Former Luton striker Andre Gray netted Brentford’s winner at Brighton on Saturday in front of 3,000 travelling fans, making it back-to-back league victories following a post-Christmas stumble.
Talk of the future never eludes Warburton for too long and with a new 20,000 all-seater stadium by the Thames at Kew on the agenda, the bigger picture once again features on his radar.
“We’re a young team and have gone up to a big division with clubs with great history.

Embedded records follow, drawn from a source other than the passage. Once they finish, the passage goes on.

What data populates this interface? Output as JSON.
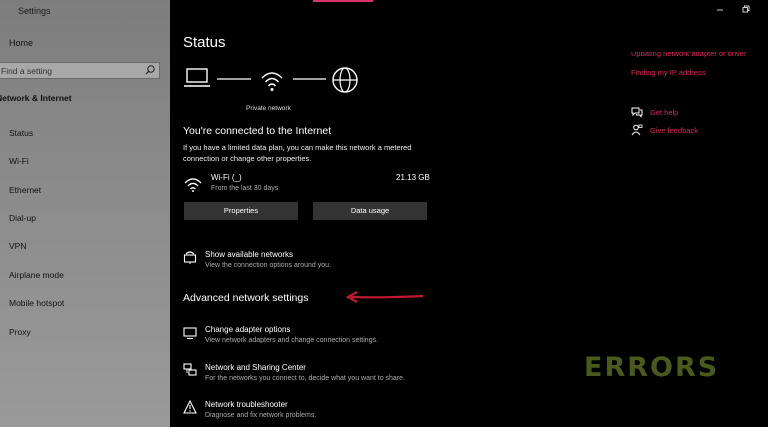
{
  "window": {
    "title": "Settings"
  },
  "sidebar": {
    "home": "Home",
    "search_placeholder": "Find a setting",
    "section": "Network & Internet",
    "items": [
      "Status",
      "Wi-Fi",
      "Ethernet",
      "Dial-up",
      "VPN",
      "Airplane mode",
      "Mobile hotspot",
      "Proxy"
    ]
  },
  "main": {
    "title": "Status",
    "diagram_label": "Private network",
    "connected_heading": "You're connected to the Internet",
    "connected_desc": "If you have a limited data plan, you can make this network a metered connection or change other properties.",
    "network": {
      "name": "Wi-Fi (_)",
      "period": "From the last 30 days",
      "usage": "21.13 GB"
    },
    "buttons": {
      "properties": "Properties",
      "data_usage": "Data usage"
    },
    "show_networks": {
      "title": "Show available networks",
      "desc": "View the connection options around you."
    },
    "advanced_heading": "Advanced network settings",
    "advanced_items": [
      {
        "title": "Change adapter options",
        "desc": "View network adapters and change connection settings."
      },
      {
        "title": "Network and Sharing Center",
        "desc": "For the networks you connect to, decide what you want to share."
      },
      {
        "title": "Network troubleshooter",
        "desc": "Diagnose and fix network problems."
      }
    ]
  },
  "right_panel": {
    "updating_link": "Updating network adapter or driver",
    "ip_link": "Finding my IP address",
    "help": "Get help",
    "feedback": "Give feedback"
  },
  "watermark": "ERRORS",
  "colors": {
    "accent": "#e0245e",
    "arrow": "#c0182e",
    "sidebar": "#8a8a8a",
    "background": "#000000"
  }
}
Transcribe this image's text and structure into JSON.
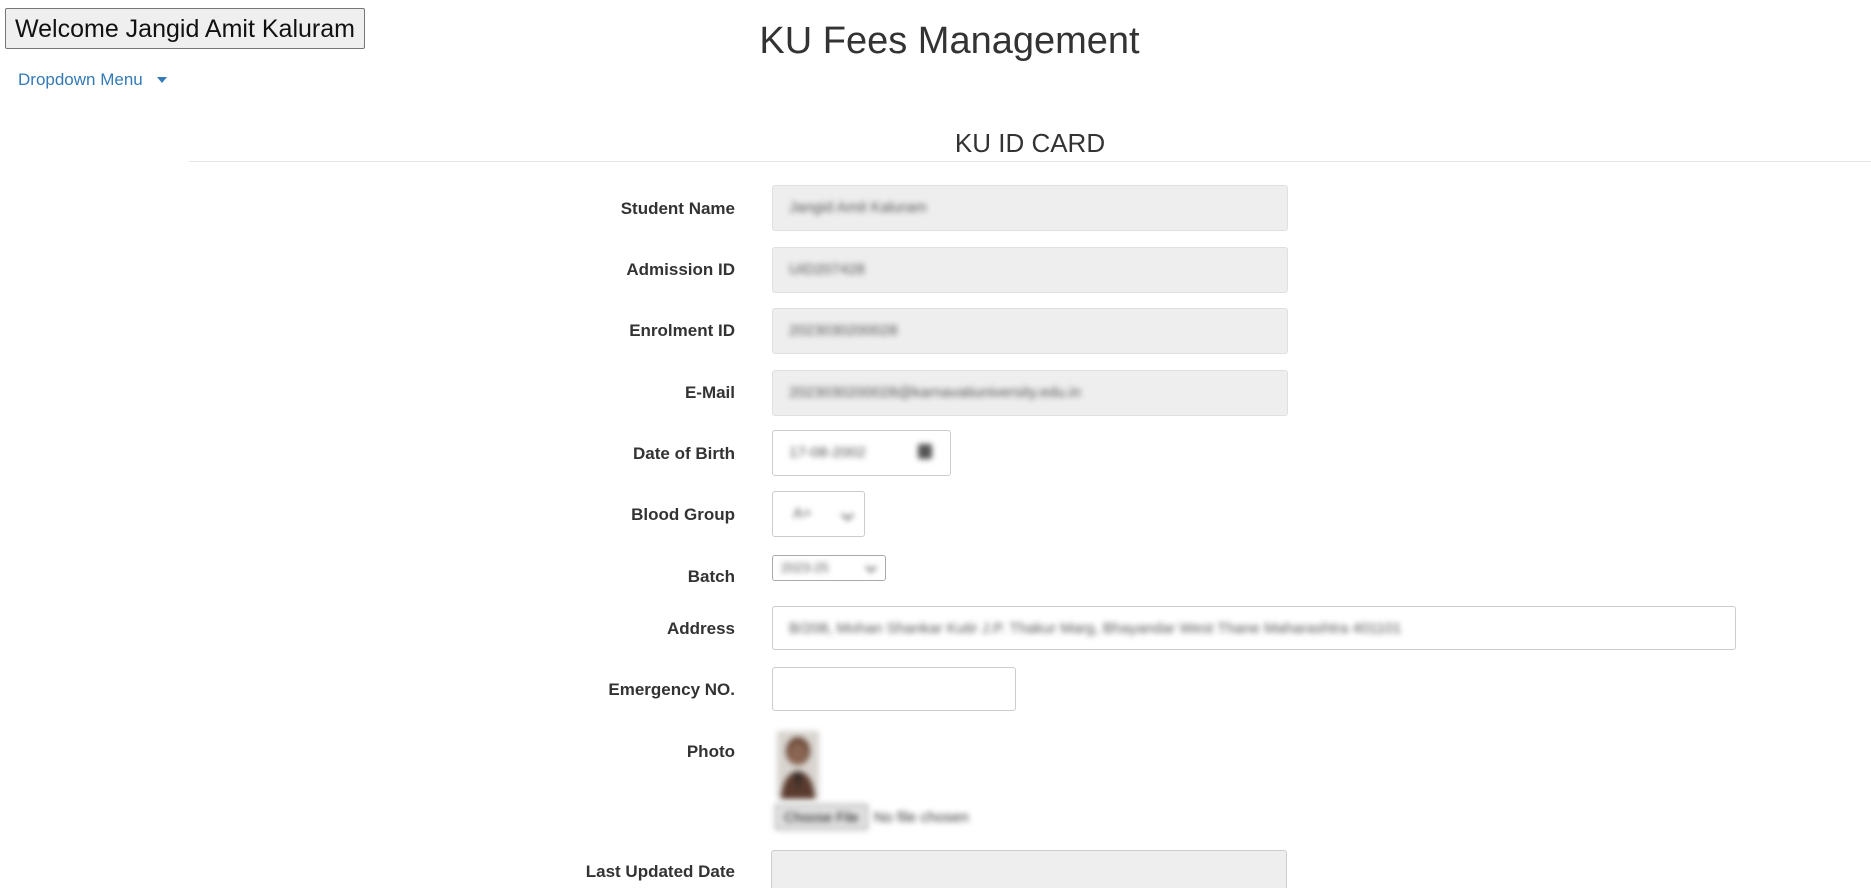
{
  "header": {
    "welcome_label": "Welcome Jangid Amit Kaluram",
    "app_title": "KU Fees Management",
    "dropdown_label": "Dropdown Menu"
  },
  "card": {
    "title": "KU ID CARD"
  },
  "form": {
    "student_name": {
      "label": "Student Name",
      "value": "Jangid Amit Kaluram"
    },
    "admission_id": {
      "label": "Admission ID",
      "value": "UID207428"
    },
    "enrolment_id": {
      "label": "Enrolment ID",
      "value": "2023030200028"
    },
    "email": {
      "label": "E-Mail",
      "value": "2023030200028@karnavatiuniversity.edu.in"
    },
    "date_of_birth": {
      "label": "Date of Birth",
      "value": "17-08-2002",
      "icon": "calendar-icon"
    },
    "blood_group": {
      "label": "Blood Group",
      "value": "A+"
    },
    "batch": {
      "label": "Batch",
      "value": "2023-25"
    },
    "address": {
      "label": "Address",
      "value": "B/208, Mohan Shankar Kutir J.P. Thakur Marg, Bhayandar West Thane Maharashtra 401101"
    },
    "emergency_no": {
      "label": "Emergency NO.",
      "value": ""
    },
    "photo": {
      "label": "Photo",
      "choose_file_label": "Choose File",
      "no_file_text": "No file chosen"
    },
    "last_updated_date": {
      "label": "Last Updated Date",
      "value": ""
    }
  },
  "colors": {
    "link": "#337ab7",
    "readonly_bg": "#eeeeee",
    "text": "#333333"
  }
}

But the weapon for us is we’re not playing the history, the badge or teams of the past, we’re playing today’s teams,” said Warburton.
“As a football department the target must be to fill that new stadium and if we can play the creative, attacking football which attracts a new fanbase then we have completed our objective.
“Mark Warburton, Premier League manager, and Brentford, Premier League football club, has a lovely ring to it but there is a long way to go.”
■ Warburton began his playing career with Frank McLintock’s Leicester City before dropping into non-league with Enfield and then Boreham Wood
■ A currency trader with the likes of RBS, AIG and Bank of America, arriving at his desk at 5.45am and having a personal daily turnover of £1.5-2bn
Return to football
■ Starting as a part-time school coach, he quit RBS to go full-time, setting up the NextGen Series, working at Watford’s Academy before moving onto Brentford
■ Football - Sir Alex Ferguson and dealing with players: “It’s like having a dealing room of 25 dealers and 10 desks. Everyone wants to play.”
■ City - Mike Cornford. “He was a disciplinarian. Demanding but he looked after his staff.”